The rules state that reporters and photographers must stay within a cordoned-off press area.

The order to enforce the restrictions came from Army officials at the Pentagon, Metzler said.

Metzler said exceptions will be made only if a family directly authorizes that microphones be present at graveside or that a reporter be allowed to join mourners.

"If the family gives direct permission, then of course we will honor their instructions," Metzler told the Post.

Any news coverage of graveside ceremonies at Arlington is allowed only with the family's permission.

In the past, however, print reporters were usually able to discreetly get close enough to hear the eulogy.

"We kind of slipped after 9/11," Metzler noted.

"It concerns me, because you can't understand the true cost of war if you can't see the amputees and the people who have been killed," Steve Robinson, executive director of the National Gulf War Resource Center, a veterans group, told the Post.

"The results of war have to be witnessed at graveside, whether you like it or not," Robinson added.

News of the press restrictions at Arlington National Cemetery follow an earlier move by the Pentagon to enforce another existing rule banning media coverage of the bodies of troops arriving at Dover Air Force Base in Delaware.

The Dover policy has been in place since the first Gulf War, but it has only been consistently applied since last March.

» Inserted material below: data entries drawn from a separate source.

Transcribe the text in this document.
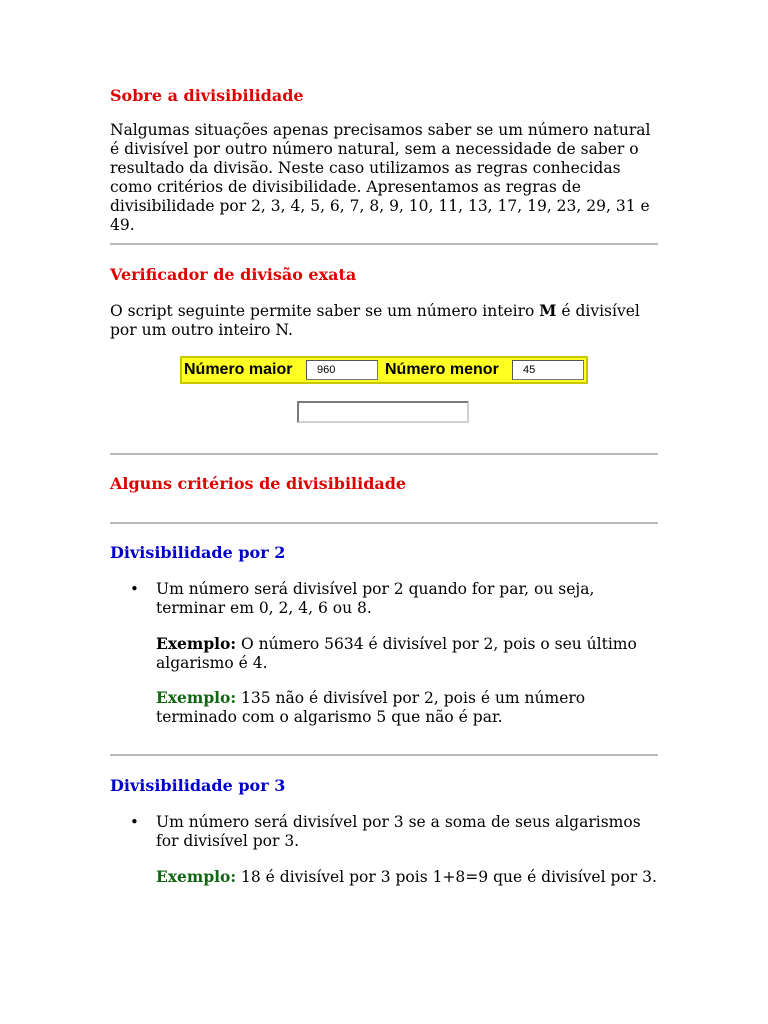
Sobre a divisibilidade

Nalgumas situações apenas precisamos saber se um número natural é divisível por outro número natural, sem a necessidade de saber o resultado da divisão. Neste caso utilizamos as regras conhecidas como critérios de divisibilidade. Apresentamos as regras de divisibilidade por 2, 3, 4, 5, 6, 7, 8, 9, 10, 11, 13, 17, 19, 23, 29, 31 e 49.

Verificador de divisão exata

O script seguinte permite saber se um número inteiro M é divisível por um outro inteiro N.

Número maior
960	Número menor
45
Alguns critérios de divisibilidade
Divisibilidade por 2
• Um número será divisível por 2 quando for par, ou seja, terminar em 0, 2, 4, 6 ou 8.

Exemplo: O número 5634 é divisível por 2, pois o seu último algarismo é 4.

Exemplo: 135 não é divisível por 2, pois é um número terminado com o algarismo 5 que não é par.

Divisibilidade por 3
• Um número será divisível por 3 se a soma de seus algarismos for divisível por 3.

Exemplo: 18 é divisível por 3 pois 1+8=9 que é divisível por 3.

The Dover Air Base is the location of the largest Defense Department mortuary for the remains of soldiers, sailors, airmen and Marines.

As recent as the Afghanistan war, the media covered the arrival of the flag-draped coffins of U.S. soldiers.

In the days just before the Iraq war, the Pentagon ordered the rule be formally observed.

"There will be no arrival ceremonies for, or media coverage of, deceased military personnel returning to or departing from Ramstein (Germany) air base or Dover base, (and) to include interim stops," the Pentagon directive stated, as quoted by wire services.

Defense Department spokeswoman Lt. Col. Cynthia Colin said late last month that the ban on media coverage stems from a respect for the families, "to protect their wishes and privacy during the time of greatest loss and grief."